ですから『諸法実相抄』(六六四頁)には、
「阿鼻の依正は極聖の自心に処し、毘盧の身土は凡下の一念を逾えず」
と仰せなのです。
善悪一如
ここに『善悪一如』と言われる所以があるのです。善と悪はともに衆生の心に具わっている二つの用きであり、本来その体は不二であることを言います。つまり、善と悪は心の体を述べたものではなく、その用を判別したものなのです。すなわち、善法を縁とすれば善が現われ、悪法を縁とすれば悪が顕われるのを言うのです。

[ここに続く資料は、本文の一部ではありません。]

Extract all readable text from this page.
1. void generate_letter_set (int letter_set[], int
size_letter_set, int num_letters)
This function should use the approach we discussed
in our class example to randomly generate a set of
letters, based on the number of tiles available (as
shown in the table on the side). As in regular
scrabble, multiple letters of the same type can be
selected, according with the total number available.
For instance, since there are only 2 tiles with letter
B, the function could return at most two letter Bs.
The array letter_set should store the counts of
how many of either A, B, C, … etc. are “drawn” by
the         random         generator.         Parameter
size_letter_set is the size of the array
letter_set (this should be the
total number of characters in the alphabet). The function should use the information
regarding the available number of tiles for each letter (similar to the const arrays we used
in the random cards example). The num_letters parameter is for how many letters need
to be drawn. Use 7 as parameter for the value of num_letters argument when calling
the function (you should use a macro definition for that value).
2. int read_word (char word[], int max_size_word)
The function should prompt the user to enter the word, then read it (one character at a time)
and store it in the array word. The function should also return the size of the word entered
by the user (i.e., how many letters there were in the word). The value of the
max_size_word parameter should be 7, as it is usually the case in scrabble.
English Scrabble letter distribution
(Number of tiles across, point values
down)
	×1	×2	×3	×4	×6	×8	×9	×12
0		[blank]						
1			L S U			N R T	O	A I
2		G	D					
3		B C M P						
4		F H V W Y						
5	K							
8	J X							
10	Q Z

ですから、衆生は本来善(性善)であるとか、また本来悪(性悪)であるとの見方は、真理の一辺だけを述べているのに過ぎず、一切衆生は本来、善悪両面を具えているものであることを、法華経は教えるのです。
大聖人様は『持妙法華問答抄』(御書二九八頁)にこの様にお誡めです。
「上根に望めても卑下すべからず。下根を捨てざるは本懐なり。下根に望めても憍慢ならざれ。上根ももるゝ事あり、心をいたさざるが故に」
と。
これらの御書の御文意を拝する時、私達は、心に常に御本尊を抱き、振る舞いは、自分は特別な存在ではない、と横柄横着な言動にならないように心がけ、また、自分をおとしめ卑屈にならないよう注意することが大切だと思います。
すばらしい御本尊に出会えたことを深く感謝し、しっかりと前を向いて、自行と化他との信行をしっかりやらなければと思います。
皆様の、いよいよの折伏前進をお祈り致します。